C'è un passaggio che forse sfugge e che merita di essere rimarcato: prima di Ratzinger, che ha accompagnato anche Giovanni Paolo II in qualità di prefetto della Congregazione della Dottrina della Fede, di autore di buona parte dei discorsi del pontefice polacco, di consigliere fidato e, in un modo informale, di "numero due" del Vaticano, la Chiesa non aveva avuto il rapporto che ha oggi con il concetto di "trasparenza". Se Francesco ha fatto della battaglia per una trasparenza assoluta un paradigma della sua azione, lo si deve pure al predecessore e alle novità portate in dote prima dal prefetto Joseph Ratzinger e poi dal pontefice Benedetto XVI. L'impegno del teologo tedesco per inasprire le normative canoniche relative ai reati di abuso risale a tempi non sospetti. Sul sito del Vaticano, è ancora possibile leggere un documento scritto dal cardinale Juan Ignacio Arrieta che testimonia come la prima lettera sul punto (ancora lo stesso mezzo) del teologo tedesco risalga al 1988.

Erano tempi - quelli - in cui la pedofilia veniva associata alla vita della Chiesa cattolica soltanto con il "chiacchiericcio" privato e i più classici dei "si dice". La fase in cui si sarebbe parlato apertamente ed in pubblico di "collasso morale" erano ancora lontani eppure, un giovane cardinale arrivato a Roma da meno di un decennio, già si batteva per una riforma complessiva.

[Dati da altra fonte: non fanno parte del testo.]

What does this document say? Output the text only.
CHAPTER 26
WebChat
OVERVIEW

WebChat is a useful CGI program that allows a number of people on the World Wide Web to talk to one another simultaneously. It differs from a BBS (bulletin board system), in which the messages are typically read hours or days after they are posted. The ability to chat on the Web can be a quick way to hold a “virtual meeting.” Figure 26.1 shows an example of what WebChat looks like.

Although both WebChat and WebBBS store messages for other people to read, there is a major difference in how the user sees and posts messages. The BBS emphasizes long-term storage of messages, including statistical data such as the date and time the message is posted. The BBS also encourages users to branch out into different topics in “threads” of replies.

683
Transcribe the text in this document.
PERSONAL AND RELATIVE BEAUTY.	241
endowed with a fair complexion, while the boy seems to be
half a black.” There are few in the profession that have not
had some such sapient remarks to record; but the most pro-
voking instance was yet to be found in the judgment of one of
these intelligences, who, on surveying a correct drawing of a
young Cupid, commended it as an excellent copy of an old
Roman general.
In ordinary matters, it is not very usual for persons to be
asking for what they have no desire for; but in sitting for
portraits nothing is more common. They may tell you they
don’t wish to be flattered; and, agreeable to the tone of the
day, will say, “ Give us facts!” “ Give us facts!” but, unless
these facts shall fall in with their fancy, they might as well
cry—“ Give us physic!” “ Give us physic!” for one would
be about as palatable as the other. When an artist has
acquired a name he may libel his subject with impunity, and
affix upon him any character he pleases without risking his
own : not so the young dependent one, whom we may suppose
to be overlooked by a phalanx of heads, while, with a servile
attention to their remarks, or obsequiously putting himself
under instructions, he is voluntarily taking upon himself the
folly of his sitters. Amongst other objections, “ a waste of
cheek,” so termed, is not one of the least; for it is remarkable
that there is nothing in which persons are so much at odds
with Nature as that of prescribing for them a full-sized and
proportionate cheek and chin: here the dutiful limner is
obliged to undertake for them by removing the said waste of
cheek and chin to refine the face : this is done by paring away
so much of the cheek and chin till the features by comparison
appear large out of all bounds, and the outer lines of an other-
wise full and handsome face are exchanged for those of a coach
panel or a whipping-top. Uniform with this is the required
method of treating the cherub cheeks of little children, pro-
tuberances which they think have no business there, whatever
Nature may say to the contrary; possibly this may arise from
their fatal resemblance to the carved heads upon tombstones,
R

In questo senso, è lecito interpretare l'ultima lettera di Ratzinger, quella in cui arriva a dire di essere pronto a sottoporsi "all'ora del giudizio", come la tappa finale, forse, di un percorso che è partito da lontano e che è passato per il tentativo di una

rivoluzione interna. Un cammino con un protagonista che ha fatto la storia del cattolicesimo, modificando le istituzioni cattoliche ed il rapporto di queste ultime con quello che accade tra le mura ecclesiastiche.